RegEx: Match Mr. Ms. etc in a "Title" Database field

I need to build a RegEx expression which gets its text strings from the Title field of my Database. I.e. the complete strings being searched are: Mr. or Ms. or Dr. or Sr. etc.
Unfortunately this field was a free field and anything could be written into it. e.g.: M. ; A ; CFO etc.
The expression needs to match on everything except: Mr. ; Ms. ; Dr. ; Sr. (NOTE: The list is a bit longer but for simplicity I keep it short.)
WHAT I HAVE TRIED SO FAR:
This is what I am using successfully on on another field:
^(?!(VIP)$).* (This will match every string except "VIP")
I rewrote that expression to look like this:
^(?!(Mr.|Ms.|Dr.|Sr.)$).*
Unfortunately this did not work. I assume this is because because of the "." (dot) is a reserved symbol in RegEx and needs special handling.
I also tried:
^(?!(Mr\.|Ms\.|Dr\.|Sr\.)$).*
But no luck as well.
I looked around in the forum and tested some other solutions but could not find any which works for me.

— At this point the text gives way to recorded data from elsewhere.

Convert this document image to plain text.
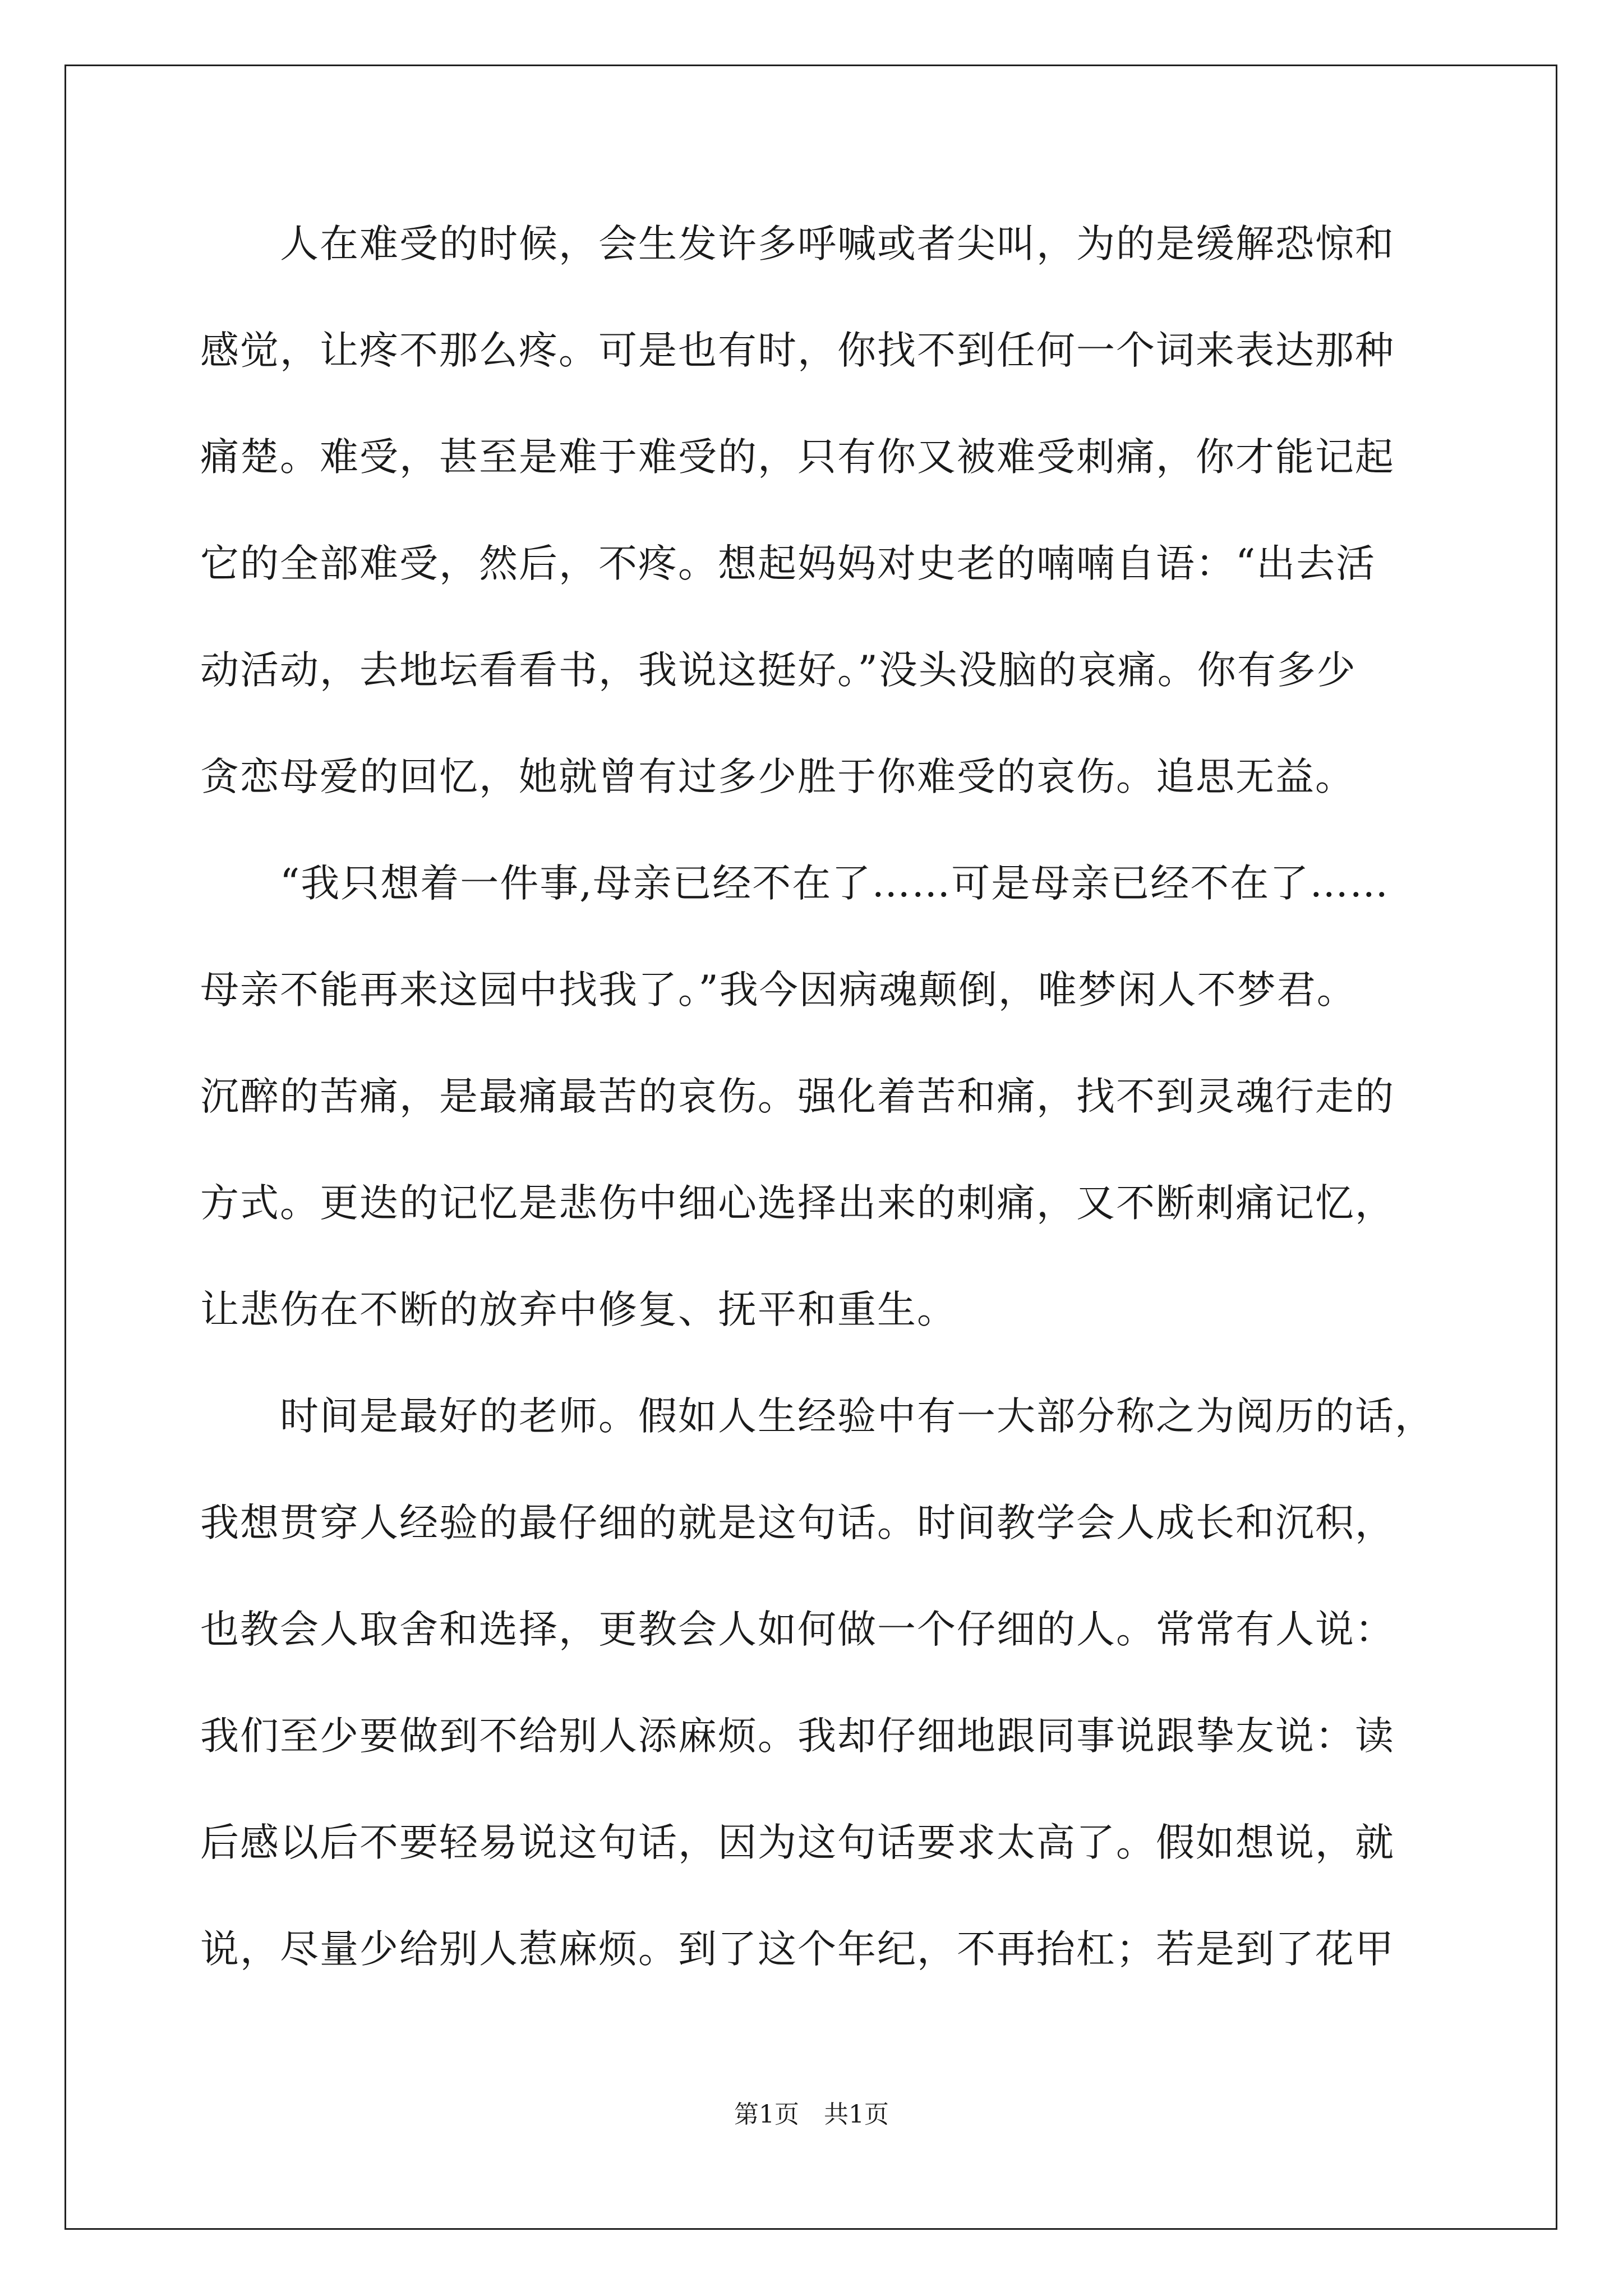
　　人在难受的时候，会生发许多呼喊或者尖叫，为的是缓解恐惊和
感觉，让疼不那么疼。可是也有时，你找不到任何一个词来表达那种
痛楚。难受，甚至是难于难受的，只有你又被难受刺痛，你才能记起
它的全部难受，然后，不疼。想起妈妈对史老的喃喃自语：“出去活
动活动，去地坛看看书，我说这挺好。”没头没脑的哀痛。你有多少
贪恋母爱的回忆，她就曾有过多少胜于你难受的哀伤。追思无益。
　　“我只想着一件事,母亲已经不在了……可是母亲已经不在了……
母亲不能再来这园中找我了。”我今因病魂颠倒，唯梦闲人不梦君。
沉醉的苦痛，是最痛最苦的哀伤。强化着苦和痛，找不到灵魂行走的
方式。更迭的记忆是悲伤中细心选择出来的刺痛，又不断刺痛记忆，
让悲伤在不断的放弃中修复、抚平和重生。
　　时间是最好的老师。假如人生经验中有一大部分称之为阅历的话，
我想贯穿人经验的最仔细的就是这句话。时间教学会人成长和沉积，
也教会人取舍和选择，更教会人如何做一个仔细的人。常常有人说：
我们至少要做到不给别人添麻烦。我却仔细地跟同事说跟挚友说：读
后感以后不要轻易说这句话，因为这句话要求太高了。假如想说，就
说，尽量少给别人惹麻烦。到了这个年纪，不再抬杠；若是到了花甲
第1页　共1页
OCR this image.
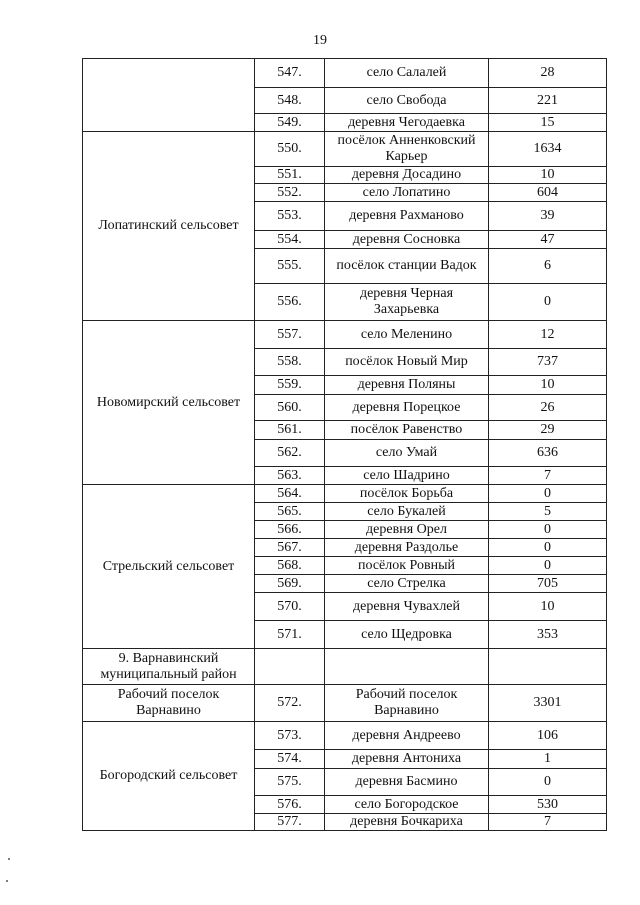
19
	547.	село Салалей	28
	548.	село Свобода	221
	549.	деревня Чегодаевка	15
Лопатинский сельсовет	550.	посёлок Анненковский Карьер	1634
	551.	деревня Досадино	10
	552.	село Лопатино	604
	553.	деревня Рахманово	39
	554.	деревня Сосновка	47
	555.	посёлок станции Вадок	6
	556.	деревня Черная Захарьевка	0
Новомирский сельсовет	557.	село Меленино	12
	558.	посёлок Новый Мир	737
	559.	деревня Поляны	10
	560.	деревня Порецкое	26
	561.	посёлок Равенство	29
	562.	село Умай	636
	563.	село Шадрино	7
Стрельский сельсовет	564.	посёлок Борьба	0
	565.	село Букалей	5
	566.	деревня Орел	0
	567.	деревня Раздолье	0
	568.	посёлок Ровный	0
	569.	село Стрелка	705
	570.	деревня Чувахлей	10
	571.	село Щедровка	353
9. Варнавинский муниципальный район			
Рабочий поселок Варнавино	572.	Рабочий поселок Варнавино	3301
Богородский сельсовет	573.	деревня Андреево	106
	574.	деревня Антониха	1
	575.	деревня Басмино	0
	576.	село Богородское	530
	577.	деревня Бочкариха	7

I would like to know how I can build my formula to search the complete (short) string and matches everything except "Mr." etc. Any help is appreciated!
Note: My Question might seem unusual and seems to have many open ends and possible errors. However the rest of my application is handling those open ends. Please trust me with this.
If you want your string simply to not start with one of those prefixes, then do this:
^(?!([MDS]r|Ms)\.).*$
The above simply ensures that the beginning of the string (^) is not followed by one of your listed prefixes. (You shouldn't even need the .*$ but this is in case you're using some engine that requires a complete match.)
If you want your string to not have those prefixes anywhere, then do:
^(.(?!([MDS]r|Ms)\.))*$
The above ensures that every character (.) is not followed by one of your listed prefixes, to the end (so the $ is necessary in this one).
I just read that your list of prefixes may be longer, so let me expand for you to add:
^(.(?!(Mr|Ms|Dr|Sr)\.))*$
You say entirely of the prefixes? Then just do this:
^(?!Mr|Ms|Dr|Sr)\.$
And if you want to make the dot conditional:
^(?!Mr|Ms|Dr|Sr)\.?$
^
Through this | we can define any number prefix pattern which we gonna match with string.
var pattern = /^(Mrs.|Mr.|Ms.|Dr.|Er.).?[A-z]$/;
var str = "Mrs.Panchal";
console.log(str.match(pattern));
this may do it
/(?!.*?(?:^|\W)(?:(?:Dr|Mr|Mrs|Ms|Sr|Jr)\.?|Miss|Phd|\+|&)(?:\W|$))^.*$/i
from that page I mentioned
Rather than trying to construct a regex that matches anything except Mr., Ms., etc., it would be easier (if your application allows it) to write a regex that matches only those strings:
/^(Mr|Ms|Dr|Sr)\.$/
and just swap the logic for handling matching vs non-matching strings.
re.sub(r'^([MmDdSs][RSrs]{1,2}|[Mm]iss)\.{0,1} ','',name)